Now, it could be that Wilson is such a genius, that he has moved beyond the traditional need of pop music to repeat itself, and that to a genius such as himself, repeating a phrase or riff more than once is maddening, whereas to regular people, repletion is necessary to appreciate the value of the pieces as well as the slight differences between each chorus.** But then, as a piece of music for anyone except Wilson, the piece fails simply because no one but Wilson can understand it.
Indeed, even subversive avant garde composers, such as Frank Zappa, would whip from piece to piece, but they would return to previous themes, giving albums a cohesiveness, as well as detours into doo wop or soul to give the listener a chance to catch his or her breath. But, the Smile Sessions never break from the rapid tune jumping and never circle back around, making it seem more rambling and LSD induced than deliberately chaotic.
What makes the release so frustrating is that with just perhaps a little tweaking, it really could have been the masterpiece. To suggest that Wilson needs an editor would be heretical, yet if someone sat down and said something like "Repeat that chorus two more times" and "Break this into three separate songs," Smile could not have only been a digestible masterpiece, but there's enough material here to make two or three Smiles.
Of course, Capital's packaging doesn't help matters much. Even the baseline package, which retails for $30, comes with loads of bonus material that adds nothing to the already fractured affair, and includes meaningless doodads like a button and small poster than enable the label to charge an extra $5 for the release. But, most damningly of all, the release is almost false advertising as it presents itself as Smile when really, it's just some guy's favorite picks from Brian Wilson's giant box of old tapes. For completists and deep pocketed adventurers only.
*Indeed, Smile has already been reconstructed twice! First in 1967's Beach Boy's LP Smiley Smile and second in Brian Wilson's 2004 solo Smile.
**I find there to be an interesting parallel between this and Rudimentary Peni's Cacophony. Like Smile, Cacophony was written and recorded while its author, Nick Blinko, was rapidly descending into incoherent madness.

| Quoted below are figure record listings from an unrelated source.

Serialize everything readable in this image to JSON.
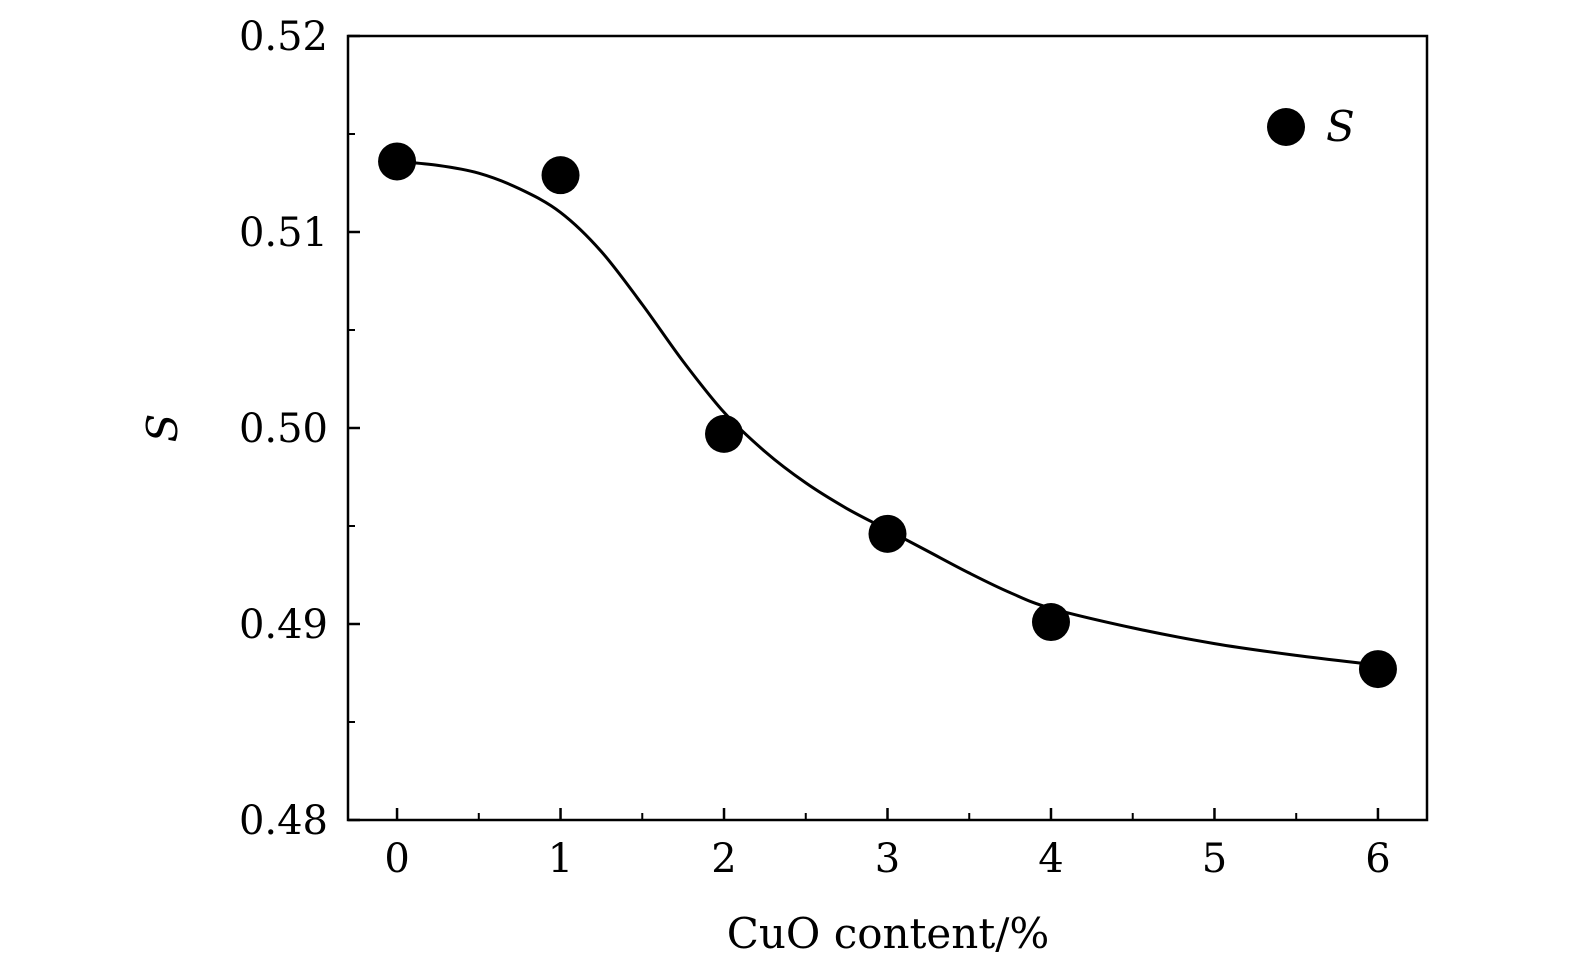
{
  "chart_data": {
    "type": "scatter",
    "title": "",
    "xlabel": "CuO content/%",
    "ylabel": "S",
    "xlim": [
      -0.3,
      6.3
    ],
    "ylim": [
      0.48,
      0.52
    ],
    "xticks": [
      0,
      1,
      2,
      3,
      4,
      5,
      6
    ],
    "xtick_labels": [
      "0",
      "1",
      "2",
      "3",
      "4",
      "5",
      "6"
    ],
    "yticks": [
      0.48,
      0.49,
      0.5,
      0.51,
      0.52
    ],
    "ytick_labels": [
      "0.48",
      "0.49",
      "0.50",
      "0.51",
      "0.52"
    ],
    "x_minor_step": 0.5,
    "y_minor_step": 0.005,
    "grid": false,
    "legend": {
      "position": "top-right",
      "entries": [
        {
          "label": "S",
          "marker": "filled-circle"
        }
      ]
    },
    "series": [
      {
        "name": "S",
        "marker": "filled-circle",
        "color": "#000000",
        "x": [
          0,
          1,
          2,
          3,
          4,
          6
        ],
        "y": [
          0.5136,
          0.5129,
          0.4997,
          0.4946,
          0.4901,
          0.4877
        ]
      }
    ],
    "fit_curve": {
      "name": "fit",
      "color": "#000000",
      "x": [
        0,
        0.25,
        0.5,
        0.75,
        1.0,
        1.25,
        1.5,
        1.75,
        2.0,
        2.25,
        2.5,
        2.75,
        3.0,
        3.25,
        3.5,
        3.75,
        4.0,
        4.5,
        5.0,
        5.5,
        6.0
      ],
      "y": [
        0.5136,
        0.5134,
        0.513,
        0.5122,
        0.511,
        0.509,
        0.5063,
        0.5034,
        0.5008,
        0.4988,
        0.4972,
        0.4959,
        0.4948,
        0.4937,
        0.4926,
        0.4916,
        0.4908,
        0.4898,
        0.489,
        0.4884,
        0.4879
      ]
    }
  }
}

In place of standard songs, Cacophony features dozens of fractured segments as well, that address sounds and topics not previously seen before in its respective genre. Yet even the Rudimentary Peni album, as frantic as it is, features an underlying strand that ties the piece together in the form of references to H.P. Lovecraft and returns to previous topics, as wispy as each individual address may be. I wonder why it is that mad genius seem so often to only be able to think or record in short fractured thoughts.